In 1965, she and Alton retired from farming, selling off the heifers and machinery. In 1966, they sold most of the farm property to neighbors, Walter and Helen Allmandinger, keeping a five acre lot around the house. In 1967 they sold the house to Lee and Sylvia Miller and moved to East Greenville, Pennsylvania, the area where Alton had grown up. She died in Montgomery, Pennsylvania, on July 19, 1997.
Alton Thomas Henry
Alton was born on January 17, 1905. In 1928 he graduated from Penn State with a B.S. in civil engineering. The 1930 US census records that he was living in a boarding house in Port Chester, New York, with his Penn State classmate and fellow civil engineer, Charles Chandler Biddle, who married Florence's sister. Alton married Florence in 1934. They lived in Yonkers and Mount Vernon. The 1936 Yonkers city directory lists him as employed as an “agent”. In the 1937 Mount Vernon city directory, he was working as an assistant manager of the Colonial Life Insurance Company. In 1943 he moved to the farm on Midline Road.
Besides working as a farmer, he participated in public life. One of the reasons the Henrys chose Ithaca was the Cornell Ag School. Alton had a scientific bent, using the expertise at Cornell and Cooperative Extension to improve his farming. He was a director of the Pioneer Co-operative Dairy Cattle Breeders’ Association. This was the first organization of its kind in New York State and one of the first in the country to provide artificial insemination of dairy cattle in Tompkins County. He served as director of Tompkins County Milk Producers Cooperative, was a founding director and treasurer of the Slaterville Fire District, chairman of the Hub Dairy Herd Improvement Association, helped organize the Tompkins County Dairy Fair in 1952, and was active in Farm Bureau affairs.
In 1946, he was appointed by the Board of Education, School District No. 21, Towns of Caroline and Dryden, along with two other men, to come up with plans to alleviate the congested condition of the school and recommend plans for improvement and repairs of the school building. They also looked into the district’s possible participation in a centralization with other districts in the future.
Although he was a Democrat in a heavily Republican town, he ran for several town offices. In 1945 and 1947, he ran and lost against Lamont Snow. In 1955, the Town Board appointed him Justice of the Peace to fill a vacancy. In 1957, he was nominated as Justice Of the Peace by both the Democrats and Republicans, the latter due to 14 write-in votes, indicating the respect he had earned in the community. He won that election, serving as justice until 1961.

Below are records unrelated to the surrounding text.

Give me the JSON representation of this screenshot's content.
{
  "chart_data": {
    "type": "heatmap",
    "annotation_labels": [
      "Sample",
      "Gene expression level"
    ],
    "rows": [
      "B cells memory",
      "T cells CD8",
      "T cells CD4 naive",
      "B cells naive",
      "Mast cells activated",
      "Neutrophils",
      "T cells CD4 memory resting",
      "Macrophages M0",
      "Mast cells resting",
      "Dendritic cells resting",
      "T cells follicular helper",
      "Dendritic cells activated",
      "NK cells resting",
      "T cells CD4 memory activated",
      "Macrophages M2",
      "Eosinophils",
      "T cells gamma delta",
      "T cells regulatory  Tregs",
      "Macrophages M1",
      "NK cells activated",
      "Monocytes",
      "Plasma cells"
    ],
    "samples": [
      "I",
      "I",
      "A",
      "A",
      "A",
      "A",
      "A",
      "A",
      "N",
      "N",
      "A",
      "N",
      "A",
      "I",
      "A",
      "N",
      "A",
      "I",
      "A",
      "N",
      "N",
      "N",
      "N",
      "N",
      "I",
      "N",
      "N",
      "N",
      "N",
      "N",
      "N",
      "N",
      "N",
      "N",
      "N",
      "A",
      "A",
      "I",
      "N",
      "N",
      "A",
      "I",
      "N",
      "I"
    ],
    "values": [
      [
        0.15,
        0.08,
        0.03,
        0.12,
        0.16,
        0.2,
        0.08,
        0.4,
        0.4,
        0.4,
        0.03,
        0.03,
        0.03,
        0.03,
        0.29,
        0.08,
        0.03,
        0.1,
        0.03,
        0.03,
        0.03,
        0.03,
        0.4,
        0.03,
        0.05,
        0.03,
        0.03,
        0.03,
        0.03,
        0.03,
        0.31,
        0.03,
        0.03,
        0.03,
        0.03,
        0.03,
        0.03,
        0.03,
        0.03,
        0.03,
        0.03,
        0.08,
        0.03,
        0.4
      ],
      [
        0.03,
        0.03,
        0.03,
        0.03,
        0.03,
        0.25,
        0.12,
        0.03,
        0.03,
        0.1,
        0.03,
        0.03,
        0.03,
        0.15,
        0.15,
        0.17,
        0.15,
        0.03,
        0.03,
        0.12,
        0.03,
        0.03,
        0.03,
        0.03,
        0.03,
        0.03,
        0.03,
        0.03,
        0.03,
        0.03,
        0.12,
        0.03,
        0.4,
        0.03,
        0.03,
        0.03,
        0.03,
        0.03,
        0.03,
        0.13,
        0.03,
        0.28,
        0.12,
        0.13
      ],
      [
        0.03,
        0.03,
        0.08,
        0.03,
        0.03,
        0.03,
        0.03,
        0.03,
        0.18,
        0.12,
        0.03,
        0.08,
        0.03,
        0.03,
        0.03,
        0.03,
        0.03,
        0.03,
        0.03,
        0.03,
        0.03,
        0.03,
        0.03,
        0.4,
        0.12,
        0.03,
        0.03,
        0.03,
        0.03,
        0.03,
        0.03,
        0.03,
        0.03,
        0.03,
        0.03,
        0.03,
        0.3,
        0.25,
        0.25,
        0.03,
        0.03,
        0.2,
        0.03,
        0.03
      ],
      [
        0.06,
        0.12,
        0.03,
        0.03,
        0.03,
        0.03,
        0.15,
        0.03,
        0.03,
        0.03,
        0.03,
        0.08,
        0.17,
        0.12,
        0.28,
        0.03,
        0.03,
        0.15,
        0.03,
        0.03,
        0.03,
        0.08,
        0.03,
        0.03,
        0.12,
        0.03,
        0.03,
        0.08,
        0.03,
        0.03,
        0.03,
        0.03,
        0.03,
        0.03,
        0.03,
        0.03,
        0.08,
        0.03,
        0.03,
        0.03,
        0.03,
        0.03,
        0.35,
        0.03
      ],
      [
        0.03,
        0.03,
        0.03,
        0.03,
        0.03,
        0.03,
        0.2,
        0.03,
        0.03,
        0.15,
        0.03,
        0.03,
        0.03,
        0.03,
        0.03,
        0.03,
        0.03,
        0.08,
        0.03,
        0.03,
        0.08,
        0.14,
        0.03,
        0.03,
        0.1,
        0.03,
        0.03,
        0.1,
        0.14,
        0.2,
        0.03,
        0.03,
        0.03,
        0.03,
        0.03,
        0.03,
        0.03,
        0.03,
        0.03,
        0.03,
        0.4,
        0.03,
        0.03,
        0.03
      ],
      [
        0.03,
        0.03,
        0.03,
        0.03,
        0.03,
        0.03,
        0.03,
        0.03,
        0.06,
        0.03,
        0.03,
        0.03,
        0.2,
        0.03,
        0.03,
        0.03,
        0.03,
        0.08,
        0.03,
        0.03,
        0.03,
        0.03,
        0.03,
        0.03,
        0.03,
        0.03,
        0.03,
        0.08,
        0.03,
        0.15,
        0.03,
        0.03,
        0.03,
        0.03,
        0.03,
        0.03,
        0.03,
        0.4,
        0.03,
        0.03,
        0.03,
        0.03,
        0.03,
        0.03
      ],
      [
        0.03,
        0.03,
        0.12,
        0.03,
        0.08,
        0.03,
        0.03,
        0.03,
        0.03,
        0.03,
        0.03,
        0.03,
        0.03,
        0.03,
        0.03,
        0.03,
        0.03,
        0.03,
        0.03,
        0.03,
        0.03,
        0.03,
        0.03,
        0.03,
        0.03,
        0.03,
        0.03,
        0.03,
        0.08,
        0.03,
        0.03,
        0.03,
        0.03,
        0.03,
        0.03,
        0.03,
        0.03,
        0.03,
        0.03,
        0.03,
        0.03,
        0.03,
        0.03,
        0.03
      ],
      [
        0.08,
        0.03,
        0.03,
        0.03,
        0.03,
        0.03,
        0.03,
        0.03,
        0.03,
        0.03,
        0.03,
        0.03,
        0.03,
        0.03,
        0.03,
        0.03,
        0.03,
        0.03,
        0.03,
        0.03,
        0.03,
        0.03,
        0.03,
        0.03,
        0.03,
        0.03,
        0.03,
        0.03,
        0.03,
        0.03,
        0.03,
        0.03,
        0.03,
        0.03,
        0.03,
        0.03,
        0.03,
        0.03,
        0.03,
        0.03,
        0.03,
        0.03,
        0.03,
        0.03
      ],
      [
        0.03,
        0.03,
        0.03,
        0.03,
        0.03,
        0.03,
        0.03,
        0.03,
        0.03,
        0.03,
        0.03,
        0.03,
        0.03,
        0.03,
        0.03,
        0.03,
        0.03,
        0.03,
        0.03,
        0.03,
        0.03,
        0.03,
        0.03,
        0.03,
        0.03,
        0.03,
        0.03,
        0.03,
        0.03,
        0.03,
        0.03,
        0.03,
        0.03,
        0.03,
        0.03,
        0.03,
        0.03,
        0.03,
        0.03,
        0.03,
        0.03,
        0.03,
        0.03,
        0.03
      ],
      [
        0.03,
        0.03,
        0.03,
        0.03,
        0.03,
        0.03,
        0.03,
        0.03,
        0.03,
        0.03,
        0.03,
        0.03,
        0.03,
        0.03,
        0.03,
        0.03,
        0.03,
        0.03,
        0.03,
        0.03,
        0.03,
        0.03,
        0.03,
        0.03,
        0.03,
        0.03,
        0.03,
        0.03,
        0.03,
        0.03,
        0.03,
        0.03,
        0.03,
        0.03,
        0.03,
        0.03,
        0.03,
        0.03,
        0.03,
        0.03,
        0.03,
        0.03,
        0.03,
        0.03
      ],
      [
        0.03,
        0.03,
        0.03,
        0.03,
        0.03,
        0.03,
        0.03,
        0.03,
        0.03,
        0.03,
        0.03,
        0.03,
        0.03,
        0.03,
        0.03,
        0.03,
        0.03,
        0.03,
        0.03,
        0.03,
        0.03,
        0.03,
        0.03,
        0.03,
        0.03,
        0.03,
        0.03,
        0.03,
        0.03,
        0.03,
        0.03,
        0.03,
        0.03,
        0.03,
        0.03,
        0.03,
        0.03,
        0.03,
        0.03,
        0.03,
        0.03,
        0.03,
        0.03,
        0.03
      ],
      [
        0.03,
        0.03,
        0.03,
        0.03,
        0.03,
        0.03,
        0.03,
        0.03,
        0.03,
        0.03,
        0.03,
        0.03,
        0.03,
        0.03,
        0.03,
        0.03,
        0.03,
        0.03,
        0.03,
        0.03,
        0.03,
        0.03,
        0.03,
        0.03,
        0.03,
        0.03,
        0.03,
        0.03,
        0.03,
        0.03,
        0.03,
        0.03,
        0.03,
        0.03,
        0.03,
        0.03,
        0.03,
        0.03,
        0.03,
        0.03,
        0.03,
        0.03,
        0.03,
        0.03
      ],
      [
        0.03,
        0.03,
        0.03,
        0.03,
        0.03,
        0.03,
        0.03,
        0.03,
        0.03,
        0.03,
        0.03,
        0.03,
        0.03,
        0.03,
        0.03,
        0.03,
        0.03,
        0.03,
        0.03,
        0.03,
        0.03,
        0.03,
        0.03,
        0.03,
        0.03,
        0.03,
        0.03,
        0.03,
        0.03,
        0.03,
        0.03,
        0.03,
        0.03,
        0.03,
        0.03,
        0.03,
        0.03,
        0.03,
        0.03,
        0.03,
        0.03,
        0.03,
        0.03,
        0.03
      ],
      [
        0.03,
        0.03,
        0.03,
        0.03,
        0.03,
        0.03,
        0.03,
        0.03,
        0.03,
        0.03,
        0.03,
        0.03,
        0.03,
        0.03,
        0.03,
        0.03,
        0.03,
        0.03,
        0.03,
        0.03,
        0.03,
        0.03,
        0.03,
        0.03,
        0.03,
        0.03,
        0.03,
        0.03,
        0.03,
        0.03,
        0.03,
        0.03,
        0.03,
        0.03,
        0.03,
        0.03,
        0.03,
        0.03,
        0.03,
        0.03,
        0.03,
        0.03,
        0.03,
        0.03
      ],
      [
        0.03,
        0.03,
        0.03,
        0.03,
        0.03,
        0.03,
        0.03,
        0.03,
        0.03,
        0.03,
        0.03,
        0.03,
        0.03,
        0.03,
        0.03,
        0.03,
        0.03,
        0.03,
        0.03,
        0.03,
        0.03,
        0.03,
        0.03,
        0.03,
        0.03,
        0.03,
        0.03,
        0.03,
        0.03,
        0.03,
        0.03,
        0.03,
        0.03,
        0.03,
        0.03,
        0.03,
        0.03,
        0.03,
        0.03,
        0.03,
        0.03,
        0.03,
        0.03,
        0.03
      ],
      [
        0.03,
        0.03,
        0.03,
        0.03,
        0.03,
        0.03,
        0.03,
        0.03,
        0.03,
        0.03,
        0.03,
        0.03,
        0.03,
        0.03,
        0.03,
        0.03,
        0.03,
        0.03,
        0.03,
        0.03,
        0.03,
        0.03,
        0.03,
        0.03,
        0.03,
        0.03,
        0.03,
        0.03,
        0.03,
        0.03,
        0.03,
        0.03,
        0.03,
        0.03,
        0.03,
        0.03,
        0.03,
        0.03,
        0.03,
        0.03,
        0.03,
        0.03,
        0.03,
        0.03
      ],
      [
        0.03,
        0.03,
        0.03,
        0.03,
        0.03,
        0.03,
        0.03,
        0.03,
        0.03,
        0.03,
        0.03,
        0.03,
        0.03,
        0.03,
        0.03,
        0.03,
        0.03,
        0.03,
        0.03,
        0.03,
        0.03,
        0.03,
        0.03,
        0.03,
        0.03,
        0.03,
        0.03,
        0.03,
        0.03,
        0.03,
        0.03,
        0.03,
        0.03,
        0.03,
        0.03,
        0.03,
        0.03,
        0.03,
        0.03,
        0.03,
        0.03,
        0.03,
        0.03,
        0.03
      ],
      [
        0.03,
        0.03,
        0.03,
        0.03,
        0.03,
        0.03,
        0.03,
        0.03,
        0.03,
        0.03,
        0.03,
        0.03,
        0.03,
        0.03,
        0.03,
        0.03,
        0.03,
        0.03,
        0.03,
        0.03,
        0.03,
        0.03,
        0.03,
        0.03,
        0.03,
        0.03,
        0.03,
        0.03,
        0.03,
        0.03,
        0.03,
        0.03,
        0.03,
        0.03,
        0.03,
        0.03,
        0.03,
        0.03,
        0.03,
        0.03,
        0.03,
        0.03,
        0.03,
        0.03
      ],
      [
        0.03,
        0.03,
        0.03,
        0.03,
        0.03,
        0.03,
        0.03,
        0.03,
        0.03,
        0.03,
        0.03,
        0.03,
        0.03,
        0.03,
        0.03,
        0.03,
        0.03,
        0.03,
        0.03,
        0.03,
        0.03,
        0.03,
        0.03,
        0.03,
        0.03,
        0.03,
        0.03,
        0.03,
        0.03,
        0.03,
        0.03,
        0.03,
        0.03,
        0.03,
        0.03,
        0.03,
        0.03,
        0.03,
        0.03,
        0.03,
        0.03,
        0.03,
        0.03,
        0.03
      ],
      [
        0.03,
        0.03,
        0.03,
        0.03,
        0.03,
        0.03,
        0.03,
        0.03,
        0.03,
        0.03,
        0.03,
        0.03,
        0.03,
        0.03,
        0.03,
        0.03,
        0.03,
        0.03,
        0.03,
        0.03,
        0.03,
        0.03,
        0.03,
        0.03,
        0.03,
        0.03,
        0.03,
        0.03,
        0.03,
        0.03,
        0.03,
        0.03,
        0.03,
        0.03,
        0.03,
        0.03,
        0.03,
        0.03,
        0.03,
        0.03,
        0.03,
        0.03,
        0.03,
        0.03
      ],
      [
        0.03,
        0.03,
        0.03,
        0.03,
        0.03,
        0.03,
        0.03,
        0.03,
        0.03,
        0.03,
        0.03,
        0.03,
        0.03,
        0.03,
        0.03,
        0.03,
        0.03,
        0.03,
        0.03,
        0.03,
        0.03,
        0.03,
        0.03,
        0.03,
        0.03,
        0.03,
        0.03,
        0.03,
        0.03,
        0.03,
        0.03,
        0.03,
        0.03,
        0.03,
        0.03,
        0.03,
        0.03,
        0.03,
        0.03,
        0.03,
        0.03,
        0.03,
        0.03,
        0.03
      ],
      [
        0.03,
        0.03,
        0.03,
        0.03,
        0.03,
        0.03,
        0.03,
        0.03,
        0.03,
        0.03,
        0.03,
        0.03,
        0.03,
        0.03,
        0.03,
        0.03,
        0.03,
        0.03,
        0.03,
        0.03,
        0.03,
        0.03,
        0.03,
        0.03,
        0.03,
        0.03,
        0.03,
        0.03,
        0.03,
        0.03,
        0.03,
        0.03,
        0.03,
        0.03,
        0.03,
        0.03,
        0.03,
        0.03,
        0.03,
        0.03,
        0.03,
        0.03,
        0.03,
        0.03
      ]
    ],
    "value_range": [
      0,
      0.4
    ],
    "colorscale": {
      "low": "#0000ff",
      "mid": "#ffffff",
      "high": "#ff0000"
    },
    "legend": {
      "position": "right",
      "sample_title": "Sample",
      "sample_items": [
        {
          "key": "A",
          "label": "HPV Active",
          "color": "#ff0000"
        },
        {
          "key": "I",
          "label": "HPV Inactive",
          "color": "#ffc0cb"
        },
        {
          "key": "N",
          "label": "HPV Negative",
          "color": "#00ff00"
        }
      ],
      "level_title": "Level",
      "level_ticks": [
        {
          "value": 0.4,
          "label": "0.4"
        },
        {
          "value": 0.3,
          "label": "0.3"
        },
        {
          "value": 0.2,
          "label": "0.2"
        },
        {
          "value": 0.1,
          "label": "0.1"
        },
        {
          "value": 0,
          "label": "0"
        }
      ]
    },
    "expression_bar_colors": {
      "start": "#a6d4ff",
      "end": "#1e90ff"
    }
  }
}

As recorded above, he and Florence got out of farming in 1965 and sold the house in 1967, moving back to the area in Pennsylvania where he had grown up. He died on March 20, 1988, in Royersford, Pennsylvania.
Elizabeth Duffield James
Sister of Florence, born August 25, 1903, in Lanark, Ontario, Canada. In the 1930 US Census, she was living with her older, married sister, Alice York, in Manhattan, working as a nurse. She married Charles Chandler Biddle, a Penn State classmate and then housemate of Alton, in Irvington, New York, on February 28, 1931. The couple moved to Williamsport, Pennsylvania. She gave birth to Charles Chandler Biddle, Jr. (infra) in 1933. She died in York, Pennsylvania on June 21, 1977.
Charles Chandler Biddle, Jr
Chandler, known as Chan, was born on May 9, 1933, in Pennsylvania. He visited the farm for the first time in 1943. He returned so regularly that he was listed as a resident of the farm in the 1950 US census. There was some expectation that he would become a farmer. In fact, he joined the army and made a career in it, reaching the rank of Sergeant Major. He died on May 17, 2014, and was buried at Arlington Cemetery.
At some time before then, he encountered Harry Lawless in the Chanticleer bar in Ithaca and passed to him the manuscript of Silo Saga.